COLUMBUS, Ohio — The state Senate found a way to hire 50 more State Highway Patrol troopers to help cut overtime costs and provide more protection while Ohio is under a heightened security status, backers of the plan said yesterday.

The Senate authorized transferring $10 million from a program to beautify Ohio’s highway rest areas to the patrol as part of the two-year transportation budget the Senate approved yesterday.

The patrol will be able to start hiring the troopers after July 1. The additional troopers would be stationed at the Statehouse and other government buildings and at truck scales along Ohio’s highways to inspect for dangerous cargo, patrol spokesman Lt. Rick Fambro said.

Since the state’s five-level alert system was adopted after the terrorist attacks of Sept. 11, 2001, the patrol has increased staffing at state buildings. While the state is under an “orange alert” — its second-highest ranking indicating an elevated risk of terrorist activity — the patrol is spending about $34,000 a day. That cost includes the patrol’s regular operating expenses plus overtime and keeping highway truck scales open around the clock. During a 20-day orange alert in February, the patrol spent $680,000, Fambro said.

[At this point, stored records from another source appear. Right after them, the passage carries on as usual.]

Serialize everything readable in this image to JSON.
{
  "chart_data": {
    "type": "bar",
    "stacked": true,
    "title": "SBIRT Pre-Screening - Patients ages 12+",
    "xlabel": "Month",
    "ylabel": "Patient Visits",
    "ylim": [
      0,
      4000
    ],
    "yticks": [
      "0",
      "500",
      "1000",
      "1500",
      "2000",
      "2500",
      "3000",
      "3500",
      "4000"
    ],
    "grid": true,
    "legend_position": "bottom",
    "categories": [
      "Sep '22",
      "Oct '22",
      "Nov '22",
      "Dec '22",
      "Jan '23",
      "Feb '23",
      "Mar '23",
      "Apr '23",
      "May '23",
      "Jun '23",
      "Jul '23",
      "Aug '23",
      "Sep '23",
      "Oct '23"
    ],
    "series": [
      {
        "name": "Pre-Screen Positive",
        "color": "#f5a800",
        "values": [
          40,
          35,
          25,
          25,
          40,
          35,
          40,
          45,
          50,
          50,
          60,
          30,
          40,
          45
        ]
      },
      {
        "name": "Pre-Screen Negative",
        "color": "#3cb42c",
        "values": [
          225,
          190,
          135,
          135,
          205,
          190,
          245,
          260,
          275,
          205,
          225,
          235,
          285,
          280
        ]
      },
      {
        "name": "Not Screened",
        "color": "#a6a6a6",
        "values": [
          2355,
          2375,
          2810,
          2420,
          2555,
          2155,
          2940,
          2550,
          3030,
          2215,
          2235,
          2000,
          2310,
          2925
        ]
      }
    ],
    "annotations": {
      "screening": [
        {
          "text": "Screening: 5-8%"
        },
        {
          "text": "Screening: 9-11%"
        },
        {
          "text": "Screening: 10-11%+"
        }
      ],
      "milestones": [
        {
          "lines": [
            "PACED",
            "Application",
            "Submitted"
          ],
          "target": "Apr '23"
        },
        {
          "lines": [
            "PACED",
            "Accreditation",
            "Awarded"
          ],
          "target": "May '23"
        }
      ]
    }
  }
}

Senate Republicans felt the patrol could use the extra troopers, said Sen. Jeffry Armbruster, the chairman of the Highways ‘ Transportation Committee. The patrol now has about 1,400 officers.

Since the patrol might not be able to fill all 50 positions right away, the bill allows some leeway for spending the money as new troopers can be recruited, Armbruster said.

That leeway is necessary because the bill requires that the patrol’s budget eventually be funded by fees collected for vehicle registrations and driver’s licenses, instead of being drawn from the gas tax, as it is now, he said.

The gas tax is a more reliable source of funding than registration and license fees will be, and the patrol will have to track its spending more carefully, said Armbruster, a North Ridgeville Republican.

“They are going to have to look at their budget because they don’t have the flexibility that they used to,” he said.

Fambro said the plan will make the patrol better prepared and more vigilant during elevated alerts, especially at truck scales. “We’re looking and we’re trying to do our best to intercept anything that could be used in a biological- or chemical-related attack,” Fambro said.

House Speaker Larry Householder said while the new troopers are important, he wonders whether the patrol is taking on too many duties it hasn’t performed in the past. “There are concerns. They are not a state police. They are a highway patrol,” said Householder, a Glenford Republican. “I think it’s worth having discussions about what their role should be.”